California task force determines that only direct descendants of US slaves will receive reparations
LifeInternational1 min read
  • After a six-hour debate on Tuesday, March 29, the California task force voted to limit the eligibility of who will receive reparations.
  • Under the new proposal, lineage — not race — will determine who is eligible.

After a six-hour debate Tuesday, a California reparations task force determined that only Californians who are direct descendants of enslaved people in the United States would be eligible for a forthcoming reparations package.

The nine-member task force, five of whom were appointed by California Governor Gavin Newsom in 2021, voted 5-4 in favor of determining eligibility for reparations based on the lineage of "an individual being an African American descendant of a chattel enslaved person or the descendant of a free Black person living in the US prior to the end of the 19th century," the motion said. The eligibility will be tied to former enslaved and free Black persons living in the US during the 19th century, which can be traced through US census records.

Two of the task force members were appointed by the California Senate and two others were appointed by the California Assembly.

In 2020, Newsom signed a bill, AB 3121, which established a two-year plan to create a task force to study and develop reparations plan recommendations for the descendants of slavery.

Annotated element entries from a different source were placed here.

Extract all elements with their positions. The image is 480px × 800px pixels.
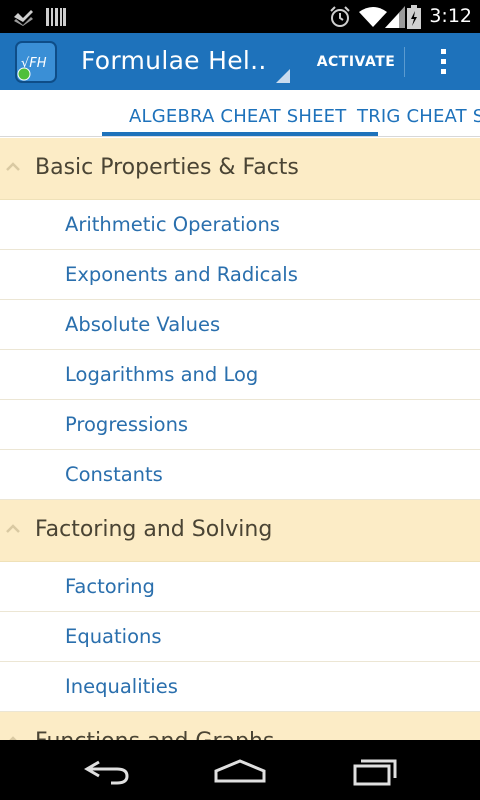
home-icon[interactable] <box>210 754 270 788</box>
barcode-icon <box>46 8 66 26</box>
list-item-constants[interactable]: Constants <box>0 450 480 500</box>
chevron-up-icon <box>6 524 20 533</box>
action-bar-divider <box>404 47 405 77</box>
activate-button[interactable]: ACTIVATE <box>308 33 404 90</box>
alarm-icon <box>330 6 350 27</box>
back-icon[interactable] <box>77 754 137 788</box>
group-functions-and-graphs[interactable]: Functions and Graphs <box>0 712 480 740</box>
app-logo-icon[interactable]: √FH <box>14 41 58 83</box>
group-basic-properties[interactable]: Basic Properties & Facts <box>0 138 480 200</box>
list-item-label: Equations <box>65 625 162 648</box>
list-item-label: Absolute Values <box>65 313 221 336</box>
chevron-up-icon <box>6 162 20 171</box>
tab-trig-cheat-sheet[interactable]: TRIG CHEAT S <box>357 106 480 127</box>
tab-selected-indicator <box>102 132 378 136</box>
group-title: Basic Properties & Facts <box>35 155 299 180</box>
recent-apps-icon[interactable] <box>345 754 405 788</box>
signal-icon <box>385 6 405 28</box>
wifi-icon <box>359 7 387 27</box>
list-item-label: Progressions <box>65 413 189 436</box>
navigation-bar <box>0 740 480 800</box>
list-item-label: Constants <box>65 463 163 486</box>
list-item-label: Factoring <box>65 575 155 598</box>
clock: 3:12 <box>429 5 472 27</box>
list-item-progressions[interactable]: Progressions <box>0 400 480 450</box>
formula-list: Basic Properties & Facts Arithmetic Oper… <box>0 138 480 740</box>
app-title[interactable]: Formulae Hel.. <box>81 46 267 75</box>
overflow-menu-icon[interactable] <box>424 33 462 90</box>
list-item-logarithms-and-log[interactable]: Logarithms and Log <box>0 350 480 400</box>
group-title: Functions and Graphs <box>35 729 274 740</box>
list-item-label: Exponents and Radicals <box>65 263 298 286</box>
title-spinner-indicator <box>276 69 290 83</box>
check-icon <box>14 10 33 26</box>
tab-algebra-cheat-sheet[interactable]: ALGEBRA CHEAT SHEET <box>129 106 346 127</box>
list-item-label: Arithmetic Operations <box>65 213 280 236</box>
list-item-exponents-and-radicals[interactable]: Exponents and Radicals <box>0 250 480 300</box>
list-item-absolute-values[interactable]: Absolute Values <box>0 300 480 350</box>
list-item-inequalities[interactable]: Inequalities <box>0 662 480 712</box>
list-item-label: Logarithms and Log <box>65 363 259 386</box>
action-bar: √FH Formulae Hel.. ACTIVATE <box>0 33 480 90</box>
group-title: Factoring and Solving <box>35 517 273 542</box>
list-item-arithmetic-operations[interactable]: Arithmetic Operations <box>0 200 480 250</box>
list-item-equations[interactable]: Equations <box>0 612 480 662</box>
list-item-label: Inequalities <box>65 675 178 698</box>
status-bar: 3:12 <box>0 0 480 33</box>
list-item-factoring[interactable]: Factoring <box>0 562 480 612</box>
group-factoring-and-solving[interactable]: Factoring and Solving <box>0 500 480 562</box>
battery-icon <box>407 5 421 29</box>
tab-strip: ALGEBRA CHEAT SHEET TRIG CHEAT S <box>0 90 480 137</box>
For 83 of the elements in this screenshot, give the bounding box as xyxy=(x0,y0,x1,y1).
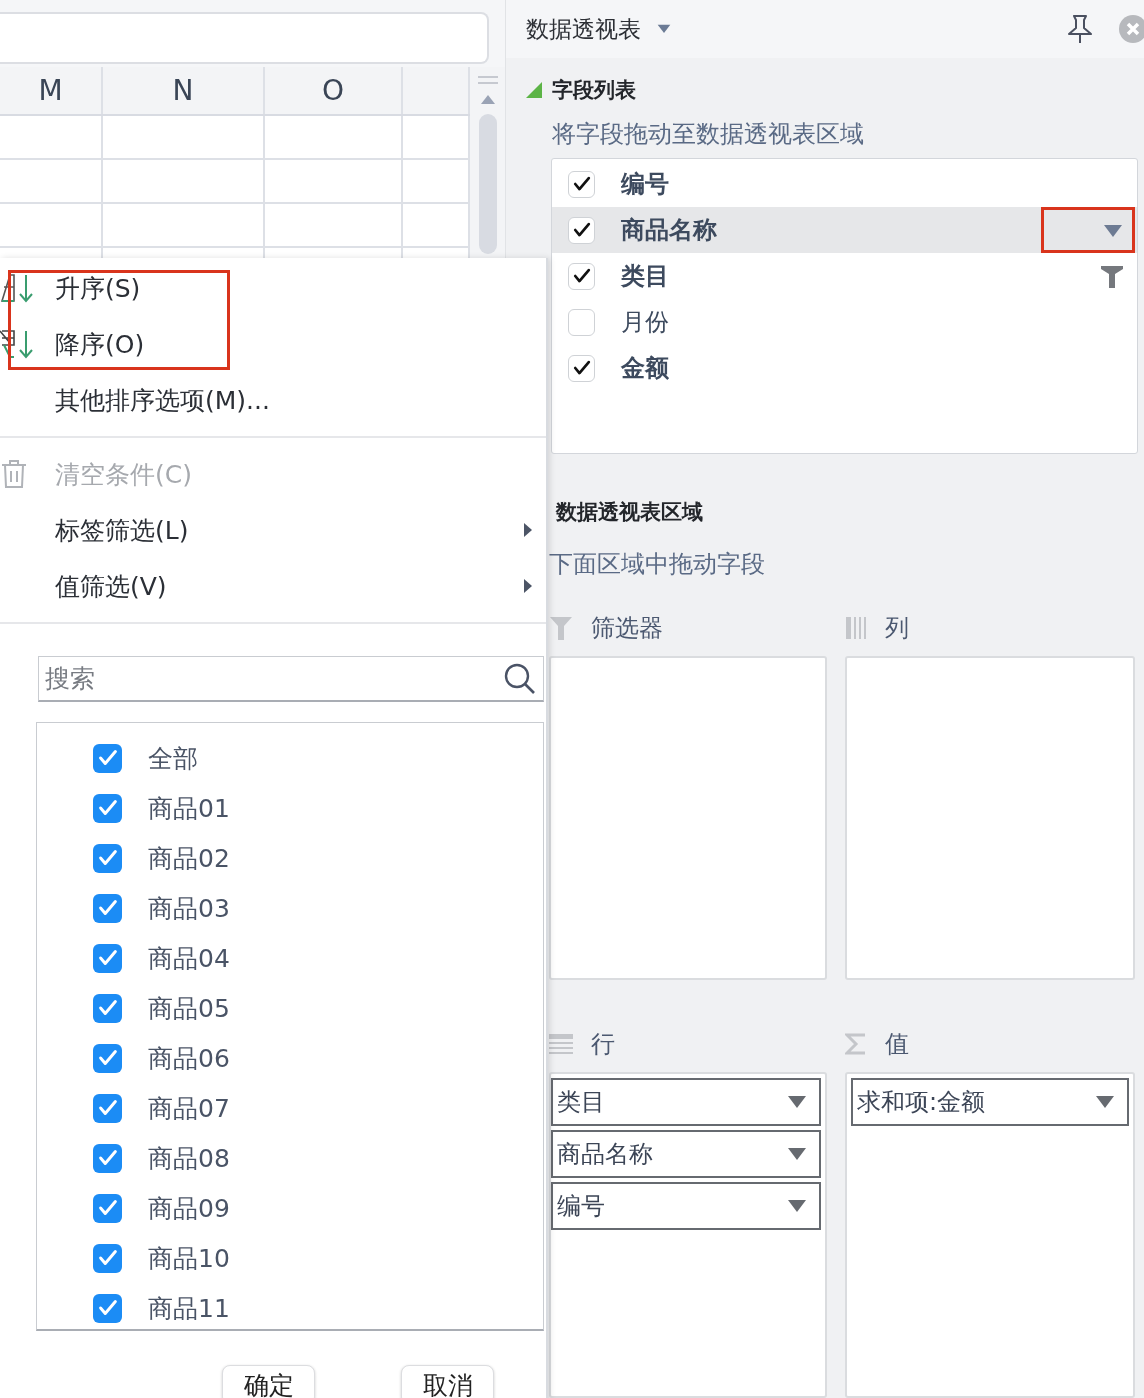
checkbox[interactable] xyxy=(93,993,122,1023)
value-item[interactable]: 全部 xyxy=(37,733,543,783)
scroll-up-icon[interactable] xyxy=(480,95,495,104)
section-title: 数据透视表区域 xyxy=(556,499,703,526)
area-label: 值 xyxy=(885,1029,909,1060)
formula-field[interactable] xyxy=(0,12,489,64)
checkbox[interactable] xyxy=(93,1293,122,1323)
search-field[interactable]: 搜索 xyxy=(38,656,544,702)
cancel-button[interactable]: 取消 xyxy=(401,1365,494,1398)
checkbox[interactable] xyxy=(568,216,595,244)
scrollbar-thumb[interactable] xyxy=(478,114,497,254)
column-header[interactable]: N xyxy=(103,67,265,114)
value-item[interactable]: 商品05 xyxy=(37,983,543,1033)
checkbox[interactable] xyxy=(568,354,595,382)
close-icon[interactable] xyxy=(1118,14,1144,45)
column-header[interactable]: O xyxy=(265,67,403,114)
dropdown-icon xyxy=(1103,224,1123,239)
field-chip[interactable]: 求和项:金额 xyxy=(851,1078,1129,1126)
dropdown-icon xyxy=(1095,1095,1115,1109)
field-item[interactable]: 金额 xyxy=(552,345,1137,392)
column-header[interactable]: M xyxy=(0,67,103,114)
value-item[interactable]: 商品06 xyxy=(37,1033,543,1083)
sigma-icon xyxy=(845,1033,867,1055)
value-item[interactable]: 商品01 xyxy=(37,783,543,833)
hint-text: 将字段拖动至数据透视表区域 xyxy=(552,119,864,151)
submenu-arrow-icon xyxy=(524,523,532,537)
checkbox[interactable] xyxy=(568,170,595,198)
checkbox[interactable] xyxy=(568,262,595,290)
checkbox[interactable] xyxy=(93,1143,122,1173)
checkbox[interactable] xyxy=(93,1243,122,1273)
columns-icon xyxy=(845,616,867,640)
area-label: 筛选器 xyxy=(591,613,663,644)
search-icon[interactable] xyxy=(504,663,536,695)
dropdown-icon xyxy=(787,1199,807,1213)
field-item[interactable]: 类目 xyxy=(552,253,1137,300)
panel-title: 数据透视表 xyxy=(526,14,641,44)
value-item[interactable]: 商品07 xyxy=(37,1083,543,1133)
field-item[interactable]: 月份 xyxy=(552,299,1137,346)
drop-area[interactable]: 类目 商品名称 编号 xyxy=(549,1072,827,1398)
checkbox[interactable] xyxy=(93,893,122,923)
value-item[interactable]: 商品11 xyxy=(37,1283,543,1329)
menu-item[interactable]: 升序(S) xyxy=(0,260,546,316)
dropdown-icon xyxy=(787,1147,807,1161)
checkbox[interactable] xyxy=(93,943,122,973)
hint-text: 下面区域中拖动字段 xyxy=(549,549,765,580)
value-item[interactable]: 商品02 xyxy=(37,833,543,883)
field-chip[interactable]: 商品名称 xyxy=(551,1130,821,1178)
checkbox[interactable] xyxy=(93,843,122,873)
menu-item[interactable]: 标签筛选(L) xyxy=(0,502,546,558)
ok-button[interactable]: 确定 xyxy=(222,1365,315,1398)
field-item[interactable]: 商品名称 xyxy=(552,207,1137,254)
field-chip[interactable]: 编号 xyxy=(551,1182,821,1230)
field-chip[interactable]: 类目 xyxy=(551,1078,821,1126)
dropdown-icon xyxy=(787,1095,807,1109)
area-label: 列 xyxy=(885,613,909,644)
checkbox[interactable] xyxy=(93,1193,122,1223)
menu-item[interactable]: 其他排序选项(M)... xyxy=(0,372,546,428)
sort-ascending-icon xyxy=(0,273,36,303)
pin-icon[interactable] xyxy=(1066,14,1094,45)
sort-descending-icon xyxy=(0,329,36,359)
rows-icon xyxy=(549,1033,573,1055)
expanded-triangle-icon[interactable] xyxy=(526,82,542,99)
menu-item[interactable]: 值筛选(V) xyxy=(0,558,546,614)
caret-icon xyxy=(657,24,671,35)
drop-area[interactable]: 求和项:金额 xyxy=(845,1072,1135,1398)
field-item[interactable]: 编号 xyxy=(552,161,1137,208)
section-title: 字段列表 xyxy=(552,77,636,105)
checkbox[interactable] xyxy=(93,793,122,823)
menu-item[interactable]: 降序(O) xyxy=(0,316,546,372)
split-handle-icon[interactable] xyxy=(477,75,498,85)
trash-icon xyxy=(0,459,28,489)
checkbox[interactable] xyxy=(568,308,595,336)
value-item[interactable]: 商品10 xyxy=(37,1233,543,1283)
checkbox[interactable] xyxy=(93,1043,122,1073)
value-item[interactable]: 商品03 xyxy=(37,883,543,933)
checkbox[interactable] xyxy=(93,1093,122,1123)
checkbox[interactable] xyxy=(93,743,122,773)
area-label: 行 xyxy=(591,1029,615,1060)
value-item[interactable]: 商品09 xyxy=(37,1183,543,1233)
value-item[interactable]: 商品04 xyxy=(37,933,543,983)
value-item[interactable]: 商品08 xyxy=(37,1133,543,1183)
submenu-arrow-icon xyxy=(524,579,532,593)
filter-icon[interactable] xyxy=(1101,264,1123,289)
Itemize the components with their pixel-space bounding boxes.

The task force — comprised of politicians and economists — is expected to release a reparations proposal, including individual payouts and an apology, sometime in June 2023.

Under the initial plan, Black Americans from all backgrounds were eligible to receive reparations. Now, Black immigrants and their descendants will not be eligible. According to Black Alliance for Just Immigration, that will exclude roughly 178,000 people in California.

While California joined the US under the Compromise of 1850 — never having slavery as an institution or economic vehicle — it did have a fugitive slave law that kept persons in bondage so long as they were transported back to a southern state that had slavery as an institution.

California is the only state in the nation that has passed a US slavery reparations study bill.